Researchers find how skin cancer cells avoid attack by the immune system

Researchers at the Mainz University Medical Center discovered a new signal pathway employed by skin cancer cells to avoid attack by the immune system. In an animal model and through analysis of human tissue samples, Dr. Toszka Bohn, Dr. Steffen Rapp and Professor Tobias Bopp were able to demonstrate the significant role played by a specific protein called ICER. Tumors grow less rapidly when ICER is not present. The researchers recently presented their study in Nature Immunology.

Over the course of evolution, the immune system has developed effective mechanisms to detect pathogens invading the body from outside and to eliminate them before they can cause major damage. However, the body is also exposed to dangers from inside. Such threats can take the form of genetic mutations from which a tumor can ultimately develop. But how do these abnormal cells elude detection by the immune system? Which immune evasion mechanisms do they use? In order to be able to develop new immunotherapy approaches in the treatment of cancer, it is first necessary to identify these mechanisms.

"In our paper in Nature Immunology, we report on a previously unknown immunoevasion mechanism used by the type of skin cancer known as melanoma," said Dr. Toszka Bohn, researcher at the Institute for Immunology of the Mainz University Medical Center. Among other things, cancer cells are characterized by very rapid growth. The cells of tumors need a great deal of energy for this, which they obtain by means of a high rate of metabolic turnover. "We were able to show that the rate of metabolic turnover in melanomas is particularly high, which results in an abnormal acidification of the tumor environment," explained Professor Tobias Bopp, co-author and spokesperson of the Research Center for Immunotherapy (FZI). Because of this acidic micromilieu, certain immune cells called macrophages that have migrated into the tumor develop into M2 macrophages, which are a specific sub-type of anti-inflammatory macrophage.

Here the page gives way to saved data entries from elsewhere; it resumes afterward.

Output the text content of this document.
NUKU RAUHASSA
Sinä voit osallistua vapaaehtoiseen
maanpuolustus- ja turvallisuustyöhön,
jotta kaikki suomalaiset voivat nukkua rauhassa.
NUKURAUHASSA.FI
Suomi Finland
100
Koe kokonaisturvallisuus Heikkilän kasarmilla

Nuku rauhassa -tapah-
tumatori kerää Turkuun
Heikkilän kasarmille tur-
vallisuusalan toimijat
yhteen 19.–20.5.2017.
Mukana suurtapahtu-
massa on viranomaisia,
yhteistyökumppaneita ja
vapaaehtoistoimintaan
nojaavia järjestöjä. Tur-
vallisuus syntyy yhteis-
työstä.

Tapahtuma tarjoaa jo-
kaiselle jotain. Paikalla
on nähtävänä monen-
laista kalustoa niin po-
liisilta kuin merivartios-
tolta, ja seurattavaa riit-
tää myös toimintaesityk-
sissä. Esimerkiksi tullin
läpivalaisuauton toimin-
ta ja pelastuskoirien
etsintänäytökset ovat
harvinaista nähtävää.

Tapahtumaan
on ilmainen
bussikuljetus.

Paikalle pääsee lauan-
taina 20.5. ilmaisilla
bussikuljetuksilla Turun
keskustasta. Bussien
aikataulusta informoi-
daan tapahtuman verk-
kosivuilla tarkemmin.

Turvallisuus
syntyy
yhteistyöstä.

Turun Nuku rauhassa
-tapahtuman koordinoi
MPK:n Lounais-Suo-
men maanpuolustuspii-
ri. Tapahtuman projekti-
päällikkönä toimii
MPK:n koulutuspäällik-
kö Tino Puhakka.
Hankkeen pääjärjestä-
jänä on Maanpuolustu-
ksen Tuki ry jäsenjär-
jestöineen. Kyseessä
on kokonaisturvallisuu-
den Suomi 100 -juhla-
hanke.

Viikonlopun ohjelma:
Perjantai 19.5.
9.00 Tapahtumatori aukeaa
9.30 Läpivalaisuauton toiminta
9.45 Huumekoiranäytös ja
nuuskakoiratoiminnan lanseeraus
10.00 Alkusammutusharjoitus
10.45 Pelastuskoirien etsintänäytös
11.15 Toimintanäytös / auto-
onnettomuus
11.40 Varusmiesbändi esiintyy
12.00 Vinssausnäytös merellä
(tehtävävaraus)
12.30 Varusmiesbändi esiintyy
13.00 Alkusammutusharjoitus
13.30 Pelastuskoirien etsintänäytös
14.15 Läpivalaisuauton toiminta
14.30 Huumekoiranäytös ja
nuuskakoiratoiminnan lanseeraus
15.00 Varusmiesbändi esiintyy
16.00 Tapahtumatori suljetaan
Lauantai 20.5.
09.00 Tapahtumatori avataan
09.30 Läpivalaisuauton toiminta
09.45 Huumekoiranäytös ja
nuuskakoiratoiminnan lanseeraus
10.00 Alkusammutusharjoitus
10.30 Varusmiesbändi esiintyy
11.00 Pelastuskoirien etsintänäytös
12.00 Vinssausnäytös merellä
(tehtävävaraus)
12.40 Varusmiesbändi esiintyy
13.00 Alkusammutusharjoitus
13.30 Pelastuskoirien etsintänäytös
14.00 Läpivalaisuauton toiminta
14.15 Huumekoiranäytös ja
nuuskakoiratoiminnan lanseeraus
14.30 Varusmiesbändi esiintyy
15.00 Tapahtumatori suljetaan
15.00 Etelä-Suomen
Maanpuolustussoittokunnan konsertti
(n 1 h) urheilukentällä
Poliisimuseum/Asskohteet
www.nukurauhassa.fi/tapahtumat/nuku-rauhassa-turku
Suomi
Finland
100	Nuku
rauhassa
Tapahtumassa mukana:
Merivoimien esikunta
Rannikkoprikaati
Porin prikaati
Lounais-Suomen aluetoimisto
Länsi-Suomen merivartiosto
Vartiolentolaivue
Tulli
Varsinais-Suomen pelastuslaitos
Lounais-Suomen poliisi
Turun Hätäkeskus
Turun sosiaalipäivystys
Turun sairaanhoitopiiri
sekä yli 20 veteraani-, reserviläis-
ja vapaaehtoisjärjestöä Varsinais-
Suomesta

M2 macrophages are usually involved in wound healing processes and the regeneration of damaged tissue. These properties now benefit the growth of the tumor. Through a more detailed analysis of the mechanism, the researchers discovered that a protein known as inducible cAMP early repressor (ICER) is substantially involved in the process of macrophage transformation into the M2 sub-type. "In an animal model we were further able to prove that the immune response to tumors is boosted or, in other words, the growth of cancer is slowed, if we eliminate ICER or interrupt the corresponding signal pathway," Dr. Toszka Bohn pointed out. "Comparable results obtained in analogous experiments using human tissue as samples underline the clinical relevance of our findings."

The ICER protein, which the team in Mainz is investigating, is the focus of one of 18 sub-projects of the new Collaborative Research Center (CRC) 1292 on "Targeting convergent mechanisms of inefficient immunity in tumors and chronic infections" that was set up in January 2018. "The mechanism identified through our work provides new insight into how the immune system can be hampered when it comes to fighting cancer, thus giving us potential options for developing innovative treatment approaches," concluded Professor Hansjörg Schild, spokesperson of CRC 1292. The goal of the CRC is to build on the knowledge gained to develop new personalized immunotherapies for the treatment of both cancers and chronic infections.